Malgré les démentis officiels, il existe de nombreux témoignages de journalistes d’une présence de Tsahal aux côtés des forces de la Coalition en Irak. Ce contingent ne se limite pas à des officiers-conseils, et dispose de quelques véhicules blindés. Son rôle principal est de fournir un savoir-faire permettant de contrôler les populations arabes. C’est dans ce contexte que des manuels israéliens sont en cours de traduction et de distribution pour les forces d’occupation en Irak. Cette expertise ne devrait pas se limiter au seul exemple reconnu par le Jerusalem Post qui prend soin de ne citer qu’un document politiquement correct.

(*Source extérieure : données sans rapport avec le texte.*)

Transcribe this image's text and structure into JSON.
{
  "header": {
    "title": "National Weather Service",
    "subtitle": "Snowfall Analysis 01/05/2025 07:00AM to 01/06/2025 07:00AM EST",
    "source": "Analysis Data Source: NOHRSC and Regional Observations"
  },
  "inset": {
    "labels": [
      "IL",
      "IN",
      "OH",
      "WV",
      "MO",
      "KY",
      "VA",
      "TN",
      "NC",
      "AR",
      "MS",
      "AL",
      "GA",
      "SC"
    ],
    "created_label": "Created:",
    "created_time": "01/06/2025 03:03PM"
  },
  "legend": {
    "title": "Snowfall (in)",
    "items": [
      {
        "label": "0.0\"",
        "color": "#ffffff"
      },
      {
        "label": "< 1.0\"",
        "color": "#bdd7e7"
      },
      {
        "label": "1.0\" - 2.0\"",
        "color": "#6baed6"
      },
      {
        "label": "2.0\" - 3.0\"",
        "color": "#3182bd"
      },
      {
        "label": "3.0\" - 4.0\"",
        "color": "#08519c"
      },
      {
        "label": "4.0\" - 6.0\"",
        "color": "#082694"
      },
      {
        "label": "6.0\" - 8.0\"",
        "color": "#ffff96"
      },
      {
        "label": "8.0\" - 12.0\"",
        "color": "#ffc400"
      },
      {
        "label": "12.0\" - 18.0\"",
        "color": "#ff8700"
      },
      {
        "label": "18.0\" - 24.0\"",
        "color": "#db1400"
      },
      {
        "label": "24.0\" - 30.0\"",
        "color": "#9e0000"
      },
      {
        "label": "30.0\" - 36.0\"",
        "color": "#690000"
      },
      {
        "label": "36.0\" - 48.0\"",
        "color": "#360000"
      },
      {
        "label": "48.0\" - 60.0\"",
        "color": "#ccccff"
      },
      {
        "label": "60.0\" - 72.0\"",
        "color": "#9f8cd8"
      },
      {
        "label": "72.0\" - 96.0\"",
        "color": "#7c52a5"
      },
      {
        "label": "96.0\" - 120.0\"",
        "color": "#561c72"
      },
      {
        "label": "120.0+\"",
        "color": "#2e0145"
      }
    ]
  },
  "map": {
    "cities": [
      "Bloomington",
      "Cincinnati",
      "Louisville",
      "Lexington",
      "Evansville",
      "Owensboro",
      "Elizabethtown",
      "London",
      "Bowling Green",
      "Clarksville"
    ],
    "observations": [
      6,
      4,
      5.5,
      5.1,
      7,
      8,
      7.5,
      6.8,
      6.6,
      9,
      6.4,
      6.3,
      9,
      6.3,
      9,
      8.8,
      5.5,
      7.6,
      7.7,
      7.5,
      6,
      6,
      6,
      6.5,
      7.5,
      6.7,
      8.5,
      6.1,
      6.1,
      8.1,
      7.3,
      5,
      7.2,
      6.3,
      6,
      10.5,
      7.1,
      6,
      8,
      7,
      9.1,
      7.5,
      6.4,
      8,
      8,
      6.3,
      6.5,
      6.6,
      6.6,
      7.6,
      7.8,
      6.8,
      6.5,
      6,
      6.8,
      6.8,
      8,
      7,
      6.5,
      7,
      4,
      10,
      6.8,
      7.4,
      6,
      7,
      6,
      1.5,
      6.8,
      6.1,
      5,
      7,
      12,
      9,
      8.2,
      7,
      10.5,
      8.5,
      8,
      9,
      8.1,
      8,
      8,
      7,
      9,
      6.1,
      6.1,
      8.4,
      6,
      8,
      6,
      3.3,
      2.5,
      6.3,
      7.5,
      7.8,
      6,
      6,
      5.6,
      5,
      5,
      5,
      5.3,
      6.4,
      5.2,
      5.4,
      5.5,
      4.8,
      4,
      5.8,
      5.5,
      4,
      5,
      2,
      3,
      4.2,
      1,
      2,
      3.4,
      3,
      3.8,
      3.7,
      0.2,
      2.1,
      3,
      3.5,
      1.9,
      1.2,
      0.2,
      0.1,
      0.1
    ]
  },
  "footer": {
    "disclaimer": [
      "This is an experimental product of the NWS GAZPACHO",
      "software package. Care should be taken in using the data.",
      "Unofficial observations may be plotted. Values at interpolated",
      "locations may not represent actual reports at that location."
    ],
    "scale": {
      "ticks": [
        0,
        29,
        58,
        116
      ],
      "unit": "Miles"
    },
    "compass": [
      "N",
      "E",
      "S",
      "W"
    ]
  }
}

De même la présence militaire israélienne est attestée, au sein de bases états-uniennes, aussi bien en Turquie qu’à Djibouti.

Simultanément, Israël, qui est vraisemblablement aujourd’hui la cinquième puissance nucléaire du monde, tente de palier à sa carence en satellites d’observation. La coopération spatiale avec l’Inde du BJP est aujourd’hui suffisamment avancée pour que New Delhi puisse envisager le lancement prochain d’un satellite israélien. Cette nouvelle ne peut qu’encourager les États arabes à chercher à se doter d’armes équivalentes ou à se résigner à une asymétrie qui scellerait pour longtemps la domination israélienne sur le Proche-Orient.